Besides The Armorer and Pedro Pascal’s Mandalorian, what other Mandalorians appear in the series?
We got to see most of the remaining clan that has been in hiding when they came to rescue The Mandalorian from the bounty hunters trying to take The Child back from him. Now that they’ve been exposed, they’ll have to find a new refuge, so hopefully, we'll get to find out where they’ve gone!
How has life changed for The Armorer since the fall of the Empire?
The benefits to be gained from the fall of the Empire haven’t yet reached the farther outposts in the galaxy where most of our story takes place. Overall, it’s good that the Empire has fallen, but the Mandalorians are yet to reacquire the wealth they lost in the form of Beskar steel, and they are still vulnerable to some of the rogue elements vying for power. The Armorer has been striving to bring the Beskar steel back to its rightful owners, with a proper amount set aside for the Foundlings, who are the most vulnerable of all.
How were you introduced to the character?

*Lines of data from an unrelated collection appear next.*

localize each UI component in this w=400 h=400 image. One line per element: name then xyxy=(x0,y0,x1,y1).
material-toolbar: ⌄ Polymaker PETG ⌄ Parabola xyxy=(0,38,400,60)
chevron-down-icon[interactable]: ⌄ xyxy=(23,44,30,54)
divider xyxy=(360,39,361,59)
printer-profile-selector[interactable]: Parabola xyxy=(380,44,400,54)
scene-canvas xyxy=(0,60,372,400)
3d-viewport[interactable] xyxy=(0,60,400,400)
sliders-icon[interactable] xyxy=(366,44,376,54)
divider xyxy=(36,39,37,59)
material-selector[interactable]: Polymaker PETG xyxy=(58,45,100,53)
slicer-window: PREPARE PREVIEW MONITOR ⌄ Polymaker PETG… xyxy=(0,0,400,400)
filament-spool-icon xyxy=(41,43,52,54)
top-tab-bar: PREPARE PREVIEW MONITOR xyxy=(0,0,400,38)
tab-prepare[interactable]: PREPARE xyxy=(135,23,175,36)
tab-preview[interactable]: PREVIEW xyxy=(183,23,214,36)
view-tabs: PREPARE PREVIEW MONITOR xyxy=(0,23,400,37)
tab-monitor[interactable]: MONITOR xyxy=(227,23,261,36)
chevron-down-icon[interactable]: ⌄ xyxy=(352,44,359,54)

Jon told me to look at Akira Kurosawa films like Seven Samurai because of the heightened sense of ceremony and the simplicity and deliberateness of movement. That was incredibly helpful as a jumping-off point. I knew very little, other than that she is a leader among the Mandalorians, and someone who is held in high esteem. They also described her as being “zen-like,” so I felt that she would carry her authority with ease and gentleness.
What are the challenges in portraying characters who are armored from head to toe, with all facial expressions covered?
I loved the challenge of it and was able to draw a bit from mask work I'd done in grad school at NYU. We shot Episodes 1 and 3 at the same time, and directors Dave Filoni and Deborah Chow gave us time and space to find the language of these masks and armor together. We found that small movements could have a big impact, which was sometimes useful and sometimes distracted from the story we were trying to tell, so we really had to be specific and intentional while we were learning to move in this new way.
The next episode of 'The Mandalorian' airs on November 12 on Disney+.